One of my preferred and most accurate ways of figuring out if a friend prefers S or N is to ask what they did for fun when they were little. What games they played, and if they played pretend, what did they pretend. I've found that Sensors liked to "do". They would build forts, make swords from sticks, set up house and enjoy imitating whatever Mom or Dad did. When they play pretend, they often are an actual character, such as a ninja, or a mommy or a cook. It relates to how they like to focus on what they can see and touch, to "do" is to be. Doing is fun. Here's where the tree comes in. If you prefer S, you might have seen that picture above, and when asked what you would have done with that tree, you might have thought, "Duh! I would climb it!" My stepdad and brother are both Ss, and they would have been hanging from the highest branches, scaring their moms, or practicing their swordplay against the trunk. It would have served as another sort of playmate for them.
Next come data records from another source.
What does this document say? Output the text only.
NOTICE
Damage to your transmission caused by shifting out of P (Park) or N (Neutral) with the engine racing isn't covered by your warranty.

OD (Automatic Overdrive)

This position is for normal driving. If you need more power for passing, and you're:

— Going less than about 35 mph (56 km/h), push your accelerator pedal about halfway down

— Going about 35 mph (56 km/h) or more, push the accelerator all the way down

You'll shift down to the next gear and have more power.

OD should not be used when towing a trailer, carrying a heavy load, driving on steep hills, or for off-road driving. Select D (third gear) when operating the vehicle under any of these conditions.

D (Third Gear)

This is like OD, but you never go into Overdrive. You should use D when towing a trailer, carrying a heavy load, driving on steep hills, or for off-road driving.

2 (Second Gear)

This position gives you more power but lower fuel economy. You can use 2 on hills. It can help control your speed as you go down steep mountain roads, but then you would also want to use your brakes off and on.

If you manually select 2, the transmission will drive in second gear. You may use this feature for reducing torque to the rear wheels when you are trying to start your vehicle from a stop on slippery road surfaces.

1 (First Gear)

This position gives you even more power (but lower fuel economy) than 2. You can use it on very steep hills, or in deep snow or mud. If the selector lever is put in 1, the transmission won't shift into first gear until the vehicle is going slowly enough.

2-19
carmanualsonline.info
If you prefer N, your thoughts might have been different, as mine were when I saw that photo. I saw it and thought, "Oh the possibilities!" If I had been a kid around that tree, more important to me than the tree physically being there, was the meaning behind it, and how it would contribute to my pretend games. This is in tune with the N preference for focusing on underlying meaning. That big and inviting tree would serve as the backdrop to my and my N sister's elaborate pretend games, where we didn't focus so much on doing as we did on the "imagining". Therein lies the N difference. "That tree is our palace and we are princesses who..." or "The tree is our forest and we are elves and we are trying to..."
To imagine is to be, for an N.


I'd like to add on, that if it's not climbing or exploring that they are doing, that a child preferring S might more often be found kicking a ball around beneath that tree, while an N child would more often be reading beneath it. Again, these activities relate to the preference for either the here and now and love for action, or for symbols and the abstract and what is not of the present.


And again, like I do, I'll give a disclaimer... my S brother played a mean game of pretend with my sister and me. He made an excellent elf. And my sister can definitely climb a tree (she loves hanging from things). Your S or N preference is not an absolute, it is just your relied-upon way of taking things in and how it affects what you are drawn to do.


And now I'll stop "imagining" how great it will be to run to the beach and actually do it.